Alguien debió avisar a mis hijos que hicieron un par de visitas de compromiso durante los meses que estuve ingresada y también ellos, ignorantes de mi auténtico estado físico, hablaban de residencias para inválidos, se lamentaban de tantísimos trastornos, se referían a no se que cargas injustas. Les comprendía porque verdaderamente solo cuando eran muy pequeños fuimos una familia y de eso hacía una eternidad. No querían saber nada de mí, ni yo de ellos tampoco, de manera que tenía que esforzarme cuando menos en hablar si es que quería evitar el futuro que me estaban organizando y sobre todo porque se me habían quedado pendientes proyectos importantes.

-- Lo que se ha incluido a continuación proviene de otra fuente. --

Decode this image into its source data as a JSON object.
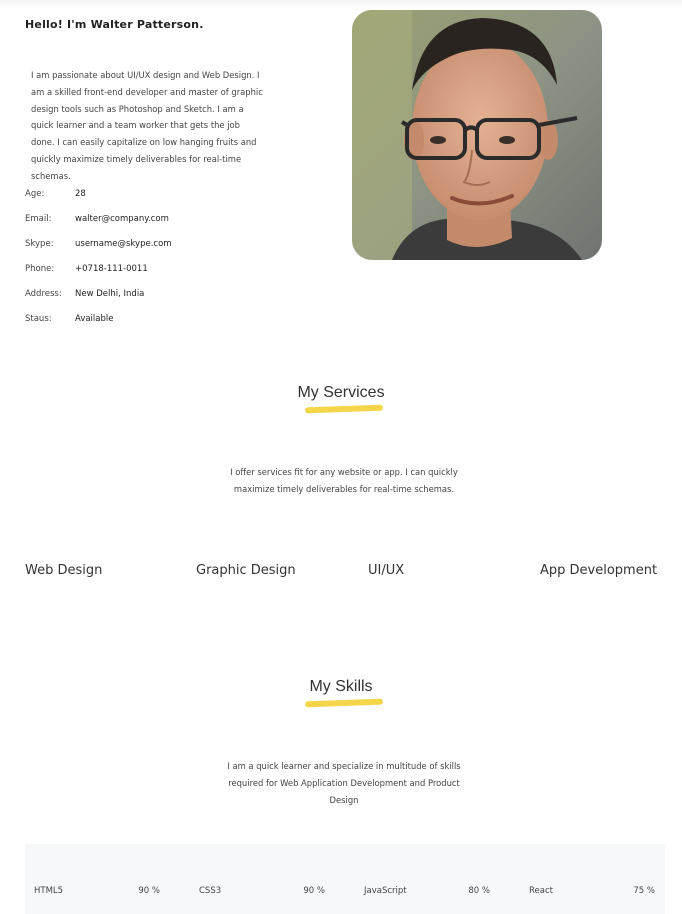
{
  "header": {
    "greeting": "Hello! I'm Walter Patterson."
  },
  "about": {
    "text": "I am passionate about UI/UX design and Web Design. I am a skilled front-end developer and master of graphic design tools such as Photoshop and Sketch. I am a quick learner and a team worker that gets the job done. I can easily capitalize on low hanging fruits and quickly maximize timely deliverables for real-time schemas."
  },
  "info": [
    {
      "label": "Age:",
      "value": "28"
    },
    {
      "label": "Email:",
      "value": "walter@company.com"
    },
    {
      "label": "Skype:",
      "value": "username@skype.com"
    },
    {
      "label": "Phone:",
      "value": "+0718-111-0011"
    },
    {
      "label": "Address:",
      "value": "New Delhi, India"
    },
    {
      "label": "Staus:",
      "value": "Available"
    }
  ],
  "services": {
    "title": "My Services",
    "description": "I offer services fit for any website or app. I can quickly maximize timely deliverables for real-time schemas.",
    "items": [
      "Web Design",
      "Graphic Design",
      "UI/UX",
      "App Development"
    ]
  },
  "skills": {
    "title": "My Skills",
    "description": "I am a quick learner and specialize in multitude of skills required for Web Application Development and Product Design",
    "items": [
      {
        "name": "HTML5",
        "percent": "90 %"
      },
      {
        "name": "CSS3",
        "percent": "90 %"
      },
      {
        "name": "JavaScript",
        "percent": "80 %"
      },
      {
        "name": "React",
        "percent": "75 %"
      }
    ]
  },
  "colors": {
    "accent_underline": "#f5d64a",
    "skills_bg": "#f7f8f9"
  }
}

Me entrenaba por las noches cuando nadie podía verme ni me oían y un día cuando los doctores hacían sus visitas de rutina hablé, malamente porque mi boca y su lengua no se articulaban como es debido, pero pude hacerme entender y a partir de entonces comencé un proceso de rehabilitación que no me devolvió las antíguas facultades pero me permitió mejorar la pronunciación y repuso en mi cuerpo el movimiento suficiente para ser autónomo y, aunque por comodidad me desplazaba en silla de ruedas, conseguí caminar ayudándome con muletas primero y después con solo un bastón. Al parecer había logrado mejorías que iban más allá de las expectativas del más optimista de los médicos y debía de estar muy contenta.
Como resultaba evidente que en adelante necesitaría ayuda me propuse buscar una ahijada, alguien de una cuerda parecida más o menos afín, que fuese mi mano derecha y a quien pudiese encomendar determinadas gestiones. Con ese objetivo comencé a examinar con detenimiento a todos los que trajinaban a mi alrededor.